Check that the lids of the jars have dipped inwards to demonstrate the seal. If this has not happened, the jam might still be ok, but if in doubt, keep this jar in the fridge for use over the next 2 weeks.
Use a clean damp cloth to wipe any possible spills and stickiness off the jars ahead of storing.
Freezer Jam
When ladling into jars, make sure to leave a space of about 1-1.5cm (headspace) between the jam and the lip of the jar as the jam will expand when frozen.
You should know that freezer jam is a softer set jam than your usual experience of sweet preserves. If you want to enjoy some as soon as you can leave it for 24-48 hours in the fridge for a firmer consistency.
Remember that this is about extending enjoyment and not winning a competition – even if the jam turns out a bit thin it will still taste wonderful – just use a spoon to deliver it to your buttered bread!
As the shelf-life of the jam once in the fridge (not the freezer) is 1-2 weeks, consider this when choosing the size of jam jars for storage as this will determine how much you take out of the freezer and thaw at any one-time for use in this period.
Labelling the jars
Make sure that you add a label to the jam to identify what it is (list key ingredients and additions). Also include the date when the jam was made for future reference.
It is your choice whether to use plain labels or pretty personalised labels, handwritten or typed.
Spooning out the jam
Only use clean spoons or knives when using the jam to limit contamination of the remaining jam. Keep the jam sealed in the fridge.
Personalising
Unleash your creativity and customize your jam. Herbs like mint and basil are great; then there are spices like cinnamon, star anise and even black pepper. The limts really are only your imagination and sense of adventure! Vanilla easily elevates a jam to a dream jam experience.
Adding alcohol can also be fun – this is for the flavour as the alcohol will largely evaporate from the hot jam, even when added towards the end.
With all of these potential additions, do not overdo things – you don’t want to overpower the flavour of the fruits, which remains the star of jam.
Enjoying
This is such a sublime experience – when you just cannot resist having a taste as soon as it’s cooled. Then there is the moment when you open a jar of the jam in mid-winter and instantly get transported back to the joy of the past summer.
You can enjoy it as a spread on its own or accompanied by peanut butter. Use on scones and to sandwich cakes, stir through yoghurt or add to a shake/smoothie.
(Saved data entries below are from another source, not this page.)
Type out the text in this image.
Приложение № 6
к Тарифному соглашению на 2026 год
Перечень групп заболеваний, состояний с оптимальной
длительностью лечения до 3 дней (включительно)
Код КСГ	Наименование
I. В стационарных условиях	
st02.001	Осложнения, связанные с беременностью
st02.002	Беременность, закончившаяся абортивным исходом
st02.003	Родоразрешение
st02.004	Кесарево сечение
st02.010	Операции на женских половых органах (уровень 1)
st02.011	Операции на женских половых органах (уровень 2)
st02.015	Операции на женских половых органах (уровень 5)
Then there is the option of diluting it with a bit of water and warming it in the microwave to drizzle over ice cream or other desserts, add to a glass and top up with sparkling water or into your cocktail for a fruity kick.
Jam can also play a role in savoury dishes. Jam can add something extra when added to a marinade or glaze for roast meats, or when diluted and used as an ingredient to a vinaigrette.
Sharing
There is just something special about giving (and receiving!) a tasty homemade gift. You can do this for any special occasion, or just because it’s good to share.
Present the jam wrapped in colourful paper, with ribbon or in a little covered box or a basket to make the presentation extra special.
A recipe card or some suggestions on how the gift recipient may consider using the jam can be included as a bonus.
Don’t be surprised when you get asked about making some more!
You may use these tips to ‘set the scene for your preserving adventures – have a fun and tasty time!